Memoirs of a Book Snake
Forty Years of Seeking  and Saving Old Books
By David Meyer
Glenwood, Ill.: Waltham Street Press, 2001
152 pages. $23.00
ISBN: 0916638545

The malapropism “book snake” is applied to David Meyer by an acquaintance reaching for the word “bookworm.” “Snake” suggests a creature that navigates hazardous terrain and tight corners in a single-minded pursuit of its prey. “You have to be willing to go anywhere, and climb over, dig through, and move around all manners of obstacles to get to the books,” Meyer writes.
As a boy, he accompanied his father  on weekly visits to Chicago bookstores in the 1950s. The chapter, “The Bookmen of My Youth,” remembers them, especially Bill Newman’s Gallery Bookstore and the antiquarian department on the third floor of Marshall Field, “when it was still the great department store it had been for nearly a hundred years.” Meyer also relates the fascinating story of Reinhold Pabel, a German soldier interred stateside during the Second World War. Pabel escaped from his prison camp, married, and opened the Chicago Book Mart before he was caught by the FBI in 1953. He recounted his story in  the 1955 book, Enemies Are Human. “If you bought ten dollars’ worth of books from Pabel,” Meyer remembers, “he offered you  a free copy.”
The book’s strongest chapter is a profile of Margaret Donovan DuPriest. Meyer started his career as a “sometime bookseller” at Maggie’s Old Book Shop in South Miami.

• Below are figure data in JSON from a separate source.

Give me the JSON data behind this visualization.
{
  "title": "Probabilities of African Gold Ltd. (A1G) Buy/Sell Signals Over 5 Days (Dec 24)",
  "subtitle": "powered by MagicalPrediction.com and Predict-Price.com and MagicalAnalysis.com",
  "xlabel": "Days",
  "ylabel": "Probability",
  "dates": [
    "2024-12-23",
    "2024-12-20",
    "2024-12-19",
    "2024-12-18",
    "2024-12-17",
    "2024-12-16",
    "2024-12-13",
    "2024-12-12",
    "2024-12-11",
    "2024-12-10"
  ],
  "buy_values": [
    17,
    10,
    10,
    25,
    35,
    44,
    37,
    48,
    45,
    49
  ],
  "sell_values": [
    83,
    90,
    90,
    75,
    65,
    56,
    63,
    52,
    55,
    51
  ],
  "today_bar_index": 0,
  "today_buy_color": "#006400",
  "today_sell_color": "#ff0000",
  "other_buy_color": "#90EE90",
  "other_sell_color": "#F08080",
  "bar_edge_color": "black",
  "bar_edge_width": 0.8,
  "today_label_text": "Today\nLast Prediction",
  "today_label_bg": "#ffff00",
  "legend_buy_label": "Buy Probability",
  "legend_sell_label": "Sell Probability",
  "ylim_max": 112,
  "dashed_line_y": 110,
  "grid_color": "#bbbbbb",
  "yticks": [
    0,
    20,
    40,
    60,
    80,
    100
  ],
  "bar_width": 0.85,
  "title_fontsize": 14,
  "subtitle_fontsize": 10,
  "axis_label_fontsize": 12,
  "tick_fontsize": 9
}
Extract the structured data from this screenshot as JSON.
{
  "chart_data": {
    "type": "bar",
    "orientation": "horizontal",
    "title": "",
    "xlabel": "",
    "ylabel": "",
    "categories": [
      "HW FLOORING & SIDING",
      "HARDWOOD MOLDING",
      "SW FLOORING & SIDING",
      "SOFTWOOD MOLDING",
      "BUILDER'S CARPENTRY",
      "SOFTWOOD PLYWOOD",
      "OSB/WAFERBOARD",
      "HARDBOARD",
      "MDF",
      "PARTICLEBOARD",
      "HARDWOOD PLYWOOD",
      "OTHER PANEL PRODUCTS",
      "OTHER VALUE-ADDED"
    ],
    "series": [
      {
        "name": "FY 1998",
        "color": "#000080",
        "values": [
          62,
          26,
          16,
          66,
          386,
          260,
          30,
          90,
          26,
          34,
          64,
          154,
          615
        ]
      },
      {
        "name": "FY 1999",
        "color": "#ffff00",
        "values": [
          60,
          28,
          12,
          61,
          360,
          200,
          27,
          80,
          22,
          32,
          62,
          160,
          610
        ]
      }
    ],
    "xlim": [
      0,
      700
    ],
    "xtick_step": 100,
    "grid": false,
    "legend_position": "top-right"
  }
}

She’s truly a character: “As I dusted the books…I read titles and checked contents with an idea toward purchasing books for myself. Maggie frowned on this habit… She did not consider me a customer, and it was the customers, not the help, whom she was saving her books for. She may have also not liked the idea of paying me, only to have the money handed back to her.”
On a whim, she later moved the store north to Greenwich Village and rechristened it the DuPriest Book Shop, and then relocated it a year later to Columbia, South Carolina, where she was disappointed by  a literary life less lively than that of New York. Maggie would be a first-rate protagonist in her own story.
Meyer’s biography is filled with a  similar wanderlust. After college and military service in Vietnam, he traveled the country, hunting for treasures in bookshops and uncommon places. Along the way,  he encounters remarkable titles, authors, and friends, whom he often associates with a particular discovery.
Memoirs of a Book Snake almost falls into the “And then I bought this” class of books about books. Meyer likes to relate his great finds, bargains he later resold for substantial sums, but the real highlights are the fascinating people he meets. Meyer tells a good story and evocatively describes several book people who should be remembered by collectors. The chapters are brief, and so is the book itself, a small five-by-seven inch volume. Unlike many self-published volumes, this is a little book worth scouting.